Behind-The-Scenes At Saatchi Gallery’s Artist-in-Residence Exhibit (English)
A creative collaboration between STUDIOS and Agilité at the Saatchi Gallery.
A much talked about 175m² contemporary exhibit has come to life at London’s prestigious Saatchi Gallery, thanks to the creative collaboration between artist, architect and contractor.
Saatchi Gallery aims to bring contemporary art to a wider audience by providing an innovative platform for emerging international and local artists. For this year’s Artist-in-Residence, British artist Kate Daudy was invited to respond to the Tutankhamun: Treasures of the Golden Pharaoh exhibition, 2 November – 3 May. Her brief was to open discourses on the key themes of afterlife and existence, and the legacies we leave behind.
Following extensive research and exploration, Daudy’s multi-media installation – It Wasn’t That At All – now sits on the top floor of the Saatchi Gallery in Gallery 14 and draws on her own relationship with home, identity, faith, absence and loss.

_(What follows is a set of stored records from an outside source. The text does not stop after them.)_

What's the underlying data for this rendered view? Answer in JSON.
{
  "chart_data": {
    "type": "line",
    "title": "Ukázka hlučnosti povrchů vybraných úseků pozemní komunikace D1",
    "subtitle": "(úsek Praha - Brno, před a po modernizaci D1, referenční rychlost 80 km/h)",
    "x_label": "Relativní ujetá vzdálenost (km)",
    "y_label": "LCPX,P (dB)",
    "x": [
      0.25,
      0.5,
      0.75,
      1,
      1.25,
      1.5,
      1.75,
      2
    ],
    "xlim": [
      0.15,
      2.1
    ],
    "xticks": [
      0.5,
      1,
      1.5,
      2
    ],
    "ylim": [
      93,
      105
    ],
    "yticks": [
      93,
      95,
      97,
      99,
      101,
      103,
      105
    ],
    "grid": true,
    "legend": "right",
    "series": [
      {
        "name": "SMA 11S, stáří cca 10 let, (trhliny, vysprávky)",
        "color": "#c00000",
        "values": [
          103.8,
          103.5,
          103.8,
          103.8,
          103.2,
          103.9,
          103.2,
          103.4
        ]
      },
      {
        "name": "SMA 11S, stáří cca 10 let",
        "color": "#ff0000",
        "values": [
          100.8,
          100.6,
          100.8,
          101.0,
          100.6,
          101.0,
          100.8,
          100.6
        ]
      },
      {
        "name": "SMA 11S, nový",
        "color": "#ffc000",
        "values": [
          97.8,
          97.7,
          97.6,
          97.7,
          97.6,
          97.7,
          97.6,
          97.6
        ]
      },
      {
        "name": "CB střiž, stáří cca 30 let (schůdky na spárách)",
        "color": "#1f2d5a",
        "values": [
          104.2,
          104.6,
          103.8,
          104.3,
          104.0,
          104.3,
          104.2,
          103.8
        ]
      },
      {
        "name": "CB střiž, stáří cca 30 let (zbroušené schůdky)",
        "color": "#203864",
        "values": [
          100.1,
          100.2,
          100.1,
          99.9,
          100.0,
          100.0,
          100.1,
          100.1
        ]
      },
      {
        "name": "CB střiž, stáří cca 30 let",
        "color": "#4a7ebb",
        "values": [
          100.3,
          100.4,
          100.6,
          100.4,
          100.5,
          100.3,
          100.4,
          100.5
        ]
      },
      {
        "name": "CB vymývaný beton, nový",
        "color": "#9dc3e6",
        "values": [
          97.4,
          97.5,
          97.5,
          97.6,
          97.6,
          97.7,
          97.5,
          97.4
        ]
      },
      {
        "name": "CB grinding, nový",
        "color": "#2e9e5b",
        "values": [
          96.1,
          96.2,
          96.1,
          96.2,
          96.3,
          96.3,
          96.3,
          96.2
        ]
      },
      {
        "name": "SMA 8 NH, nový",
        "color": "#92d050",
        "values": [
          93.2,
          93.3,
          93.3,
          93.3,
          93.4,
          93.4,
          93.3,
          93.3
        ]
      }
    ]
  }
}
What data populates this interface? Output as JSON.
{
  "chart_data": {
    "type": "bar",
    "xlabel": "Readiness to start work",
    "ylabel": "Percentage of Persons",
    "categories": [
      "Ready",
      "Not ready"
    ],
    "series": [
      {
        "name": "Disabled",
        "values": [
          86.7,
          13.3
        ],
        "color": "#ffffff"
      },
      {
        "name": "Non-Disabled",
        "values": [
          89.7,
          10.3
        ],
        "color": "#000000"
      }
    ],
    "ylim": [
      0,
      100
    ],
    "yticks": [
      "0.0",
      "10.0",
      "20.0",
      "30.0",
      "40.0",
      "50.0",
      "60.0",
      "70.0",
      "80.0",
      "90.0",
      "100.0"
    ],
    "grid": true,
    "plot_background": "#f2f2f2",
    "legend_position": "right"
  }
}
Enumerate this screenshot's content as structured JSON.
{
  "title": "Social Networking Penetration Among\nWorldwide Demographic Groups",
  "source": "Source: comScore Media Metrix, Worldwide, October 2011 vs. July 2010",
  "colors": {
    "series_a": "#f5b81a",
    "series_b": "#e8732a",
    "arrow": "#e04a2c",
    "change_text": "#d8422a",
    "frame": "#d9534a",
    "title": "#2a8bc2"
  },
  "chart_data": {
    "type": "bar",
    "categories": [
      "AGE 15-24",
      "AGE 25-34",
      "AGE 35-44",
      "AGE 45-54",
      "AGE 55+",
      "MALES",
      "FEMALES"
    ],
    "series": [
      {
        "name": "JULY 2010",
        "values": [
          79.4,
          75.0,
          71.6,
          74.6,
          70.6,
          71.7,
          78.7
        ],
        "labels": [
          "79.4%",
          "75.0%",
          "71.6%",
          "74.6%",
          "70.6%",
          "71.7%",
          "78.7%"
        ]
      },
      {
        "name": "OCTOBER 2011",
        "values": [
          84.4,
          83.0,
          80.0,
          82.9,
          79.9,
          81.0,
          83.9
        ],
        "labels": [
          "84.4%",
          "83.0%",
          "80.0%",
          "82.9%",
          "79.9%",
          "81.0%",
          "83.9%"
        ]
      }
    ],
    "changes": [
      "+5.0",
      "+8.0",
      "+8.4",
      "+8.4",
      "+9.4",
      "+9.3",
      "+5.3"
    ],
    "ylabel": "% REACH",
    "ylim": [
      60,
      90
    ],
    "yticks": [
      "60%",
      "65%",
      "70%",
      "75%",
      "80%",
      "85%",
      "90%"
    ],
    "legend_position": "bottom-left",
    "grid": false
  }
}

To bring the fascinating stories of Ancient Egypt and modern London alive, Daudy collaborated with international design practice STUDIOS Architecture and Parisian-headquartered build specialist Agilité Solutions.
Continuously brainstorming with Kate Daudy and the Saatchi Gallery Director, Phillipa Adams, the team spent two weeks on their behind-the-scenes pre-installation design and production before the two-day fit out at the Saatchi Gallery.
The unusual yet simple space is modular by design which satisfied the tight timescales for the project, gave Daudy flexibility as she brought her interpretive brief to life, and allows the space to be reshaped for her immersive show. Everything was also consciously designed to be transportable and reusable.
A video wall with Egyptian eyes vividly staring out from TVs and telephones welcomes gallery visitors and invites them to consider the core themes common to the hastily buried 3,500-year old Egyptian king and each of us today.
Guests are then encouraged to move through a series of interconnected spaces including Daudy’s own temporary studio which will play host to a series of participative workshops; installation pieces using her signature appliqué woollen felt technique; a sculptural floor installation of the White Nile; a fireworks triptych representing Daudy’s first experience of losing a loved one; modern-day surgical instruments juxtaposed with works representing traditional mummification practices; live footage from a heart bypass; a small city of empty plinths and display cases dedicated to noted absence; and a final area which examines the legacies we leave behind.
Commenting on the efforts of all involved, artist Kate Daudy said: “I am incredibly passionate about making ancient Egypt more broadly accessible which I hope comes across in each installation and episode. I am extremely grateful that STUDIOS and Agilité shared this commitment to making the ambitious installation a reality and am in awe that – as a team – we have completed everything, without compromise, ready for the November unveiling. These two organisations made the impossible, possible.”
Commenting on Daudy’s work, cultural historian Marina Warner said: “Daudy is interested in illuminating power structures and using the visual arts as a means of bringing about discourse that might contribute toward social and political change. Although disruptive, her work is full of optimism.”
Philly Adams, Director at Saatchi Gallery, adds: “Inviting Daudy and de Commarque to be artist-in–residence at the Saatchi Gallery has led to two very exciting interventions. Our programme set out to explore the key themes of afterlife and existence reflecting the story of King Tutankhamun. Both installations open a discourse on the nature of life, drawing on the past and looking into the future.”
Tutankhamun: Treasures of the Golden Pharaoh celebrates the centenary of the tomb’s discovery and represents the final opportunity to see these world heritage artefacts before they return to Egypt forever. The exhibition runs from 2 November 2019 until 3 May 2020.